It is usually not required for each tile to know its own x, y and z coordinates. These are usually inferred from their position in the data-structure which stores the tiles. But there are a few situations where it actually can be useful, so I am giving you the benefit of a doubt.

When your map is static (does not change during the game, or at least doesn't change much), then you might want to consider to add a complete copy of your map as an asset to your game client. That way the server doesn't need to send any map data to the clients (except maybe through the pre-game auto updater).

If your game has a dynamic map (it is altered during gameplay), then you might want to send it to the player in form of chunks (rectangular cells of map data). When you send the client a chunk, you don't need to send the x, y and z coordinate of every single tile. You just need to tell the coordinates where the chunk starts, its width and height (number of layers will likely be constant) and then a long list of id's. You might be able to save some more bandwidth by running the id collection through a stock compression algorithm like Deflate or LZW. Check which algorithm gives the best results for your particular mapping style.

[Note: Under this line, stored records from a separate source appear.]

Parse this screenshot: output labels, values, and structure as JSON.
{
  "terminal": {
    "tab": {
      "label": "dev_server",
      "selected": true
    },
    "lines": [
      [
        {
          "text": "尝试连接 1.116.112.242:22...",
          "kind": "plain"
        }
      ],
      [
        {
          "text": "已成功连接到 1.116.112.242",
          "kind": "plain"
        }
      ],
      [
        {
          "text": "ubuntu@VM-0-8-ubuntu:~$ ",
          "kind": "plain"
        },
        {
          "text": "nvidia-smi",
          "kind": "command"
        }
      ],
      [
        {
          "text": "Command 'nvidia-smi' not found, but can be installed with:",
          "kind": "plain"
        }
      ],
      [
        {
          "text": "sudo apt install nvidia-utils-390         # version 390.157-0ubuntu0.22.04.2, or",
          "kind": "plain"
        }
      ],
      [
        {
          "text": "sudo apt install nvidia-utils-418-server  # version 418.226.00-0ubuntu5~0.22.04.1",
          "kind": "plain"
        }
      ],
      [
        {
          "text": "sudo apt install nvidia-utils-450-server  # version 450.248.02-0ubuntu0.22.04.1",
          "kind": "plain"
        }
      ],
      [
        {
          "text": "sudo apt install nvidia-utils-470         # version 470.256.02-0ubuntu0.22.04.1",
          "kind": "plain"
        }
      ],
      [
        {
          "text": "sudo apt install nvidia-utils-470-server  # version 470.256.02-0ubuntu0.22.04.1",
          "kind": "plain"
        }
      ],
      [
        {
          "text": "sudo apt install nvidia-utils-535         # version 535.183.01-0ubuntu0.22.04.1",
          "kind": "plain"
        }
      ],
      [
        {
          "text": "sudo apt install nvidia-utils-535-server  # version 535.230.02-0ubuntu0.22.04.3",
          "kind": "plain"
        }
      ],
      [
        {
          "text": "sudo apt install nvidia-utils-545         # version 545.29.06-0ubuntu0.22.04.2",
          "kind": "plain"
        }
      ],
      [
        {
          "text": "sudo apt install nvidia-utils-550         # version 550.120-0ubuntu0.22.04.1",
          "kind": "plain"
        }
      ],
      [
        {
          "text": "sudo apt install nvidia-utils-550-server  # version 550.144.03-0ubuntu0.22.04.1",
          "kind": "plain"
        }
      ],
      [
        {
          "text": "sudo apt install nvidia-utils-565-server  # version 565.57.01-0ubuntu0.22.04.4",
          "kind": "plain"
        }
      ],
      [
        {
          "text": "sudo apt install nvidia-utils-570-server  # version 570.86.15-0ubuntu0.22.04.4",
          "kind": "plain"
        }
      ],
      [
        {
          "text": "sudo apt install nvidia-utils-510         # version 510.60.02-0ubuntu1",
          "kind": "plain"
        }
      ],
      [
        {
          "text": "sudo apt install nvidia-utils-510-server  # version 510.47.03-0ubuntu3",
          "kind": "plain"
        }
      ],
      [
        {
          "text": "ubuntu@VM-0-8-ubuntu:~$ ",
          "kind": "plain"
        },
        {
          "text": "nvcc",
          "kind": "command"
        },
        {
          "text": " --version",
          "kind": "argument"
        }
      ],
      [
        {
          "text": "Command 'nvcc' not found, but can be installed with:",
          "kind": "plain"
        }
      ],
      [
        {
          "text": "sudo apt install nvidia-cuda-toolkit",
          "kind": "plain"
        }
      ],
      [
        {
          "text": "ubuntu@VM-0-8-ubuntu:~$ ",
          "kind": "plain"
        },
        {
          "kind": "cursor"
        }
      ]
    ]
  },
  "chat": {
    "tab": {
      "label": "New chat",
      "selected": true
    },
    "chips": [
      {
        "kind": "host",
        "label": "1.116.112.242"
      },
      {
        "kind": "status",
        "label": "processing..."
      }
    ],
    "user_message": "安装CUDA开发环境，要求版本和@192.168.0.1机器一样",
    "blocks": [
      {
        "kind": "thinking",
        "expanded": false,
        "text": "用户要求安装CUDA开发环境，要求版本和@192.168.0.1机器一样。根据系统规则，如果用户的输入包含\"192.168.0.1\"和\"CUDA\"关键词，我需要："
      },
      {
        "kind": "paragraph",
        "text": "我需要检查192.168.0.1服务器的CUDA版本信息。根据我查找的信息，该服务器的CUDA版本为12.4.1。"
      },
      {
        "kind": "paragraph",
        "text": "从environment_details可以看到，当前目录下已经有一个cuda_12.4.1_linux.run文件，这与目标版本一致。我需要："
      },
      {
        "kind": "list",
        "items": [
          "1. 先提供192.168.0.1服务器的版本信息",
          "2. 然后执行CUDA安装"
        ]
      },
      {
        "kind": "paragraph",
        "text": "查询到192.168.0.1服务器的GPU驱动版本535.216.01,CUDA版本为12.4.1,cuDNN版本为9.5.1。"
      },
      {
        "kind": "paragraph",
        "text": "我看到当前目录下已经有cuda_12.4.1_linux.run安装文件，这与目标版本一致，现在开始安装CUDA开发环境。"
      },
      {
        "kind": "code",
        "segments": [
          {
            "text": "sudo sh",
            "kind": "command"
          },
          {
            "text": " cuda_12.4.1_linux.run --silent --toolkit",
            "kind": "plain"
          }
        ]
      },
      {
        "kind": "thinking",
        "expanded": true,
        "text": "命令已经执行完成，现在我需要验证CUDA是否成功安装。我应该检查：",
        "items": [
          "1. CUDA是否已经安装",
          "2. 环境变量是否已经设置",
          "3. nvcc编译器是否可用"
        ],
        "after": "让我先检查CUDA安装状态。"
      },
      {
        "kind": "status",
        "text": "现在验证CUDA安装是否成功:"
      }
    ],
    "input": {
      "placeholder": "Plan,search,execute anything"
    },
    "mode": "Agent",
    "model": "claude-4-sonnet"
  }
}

Also make sure you don't send any map data the client already knows. When the client walks back and forth between two points, and the terrain doesn't change, you don't need to tell it how it looks over and over again. You could solve this by either having the server remember which client already got which version of which chunk. Or you could turn it around and use a request-model where the client asks the server when it wants a chunk by telling the server the chunk-coordinates and the latest version it got. The server then either replies with a new version of that chunk or with a "chunk didn't change" message.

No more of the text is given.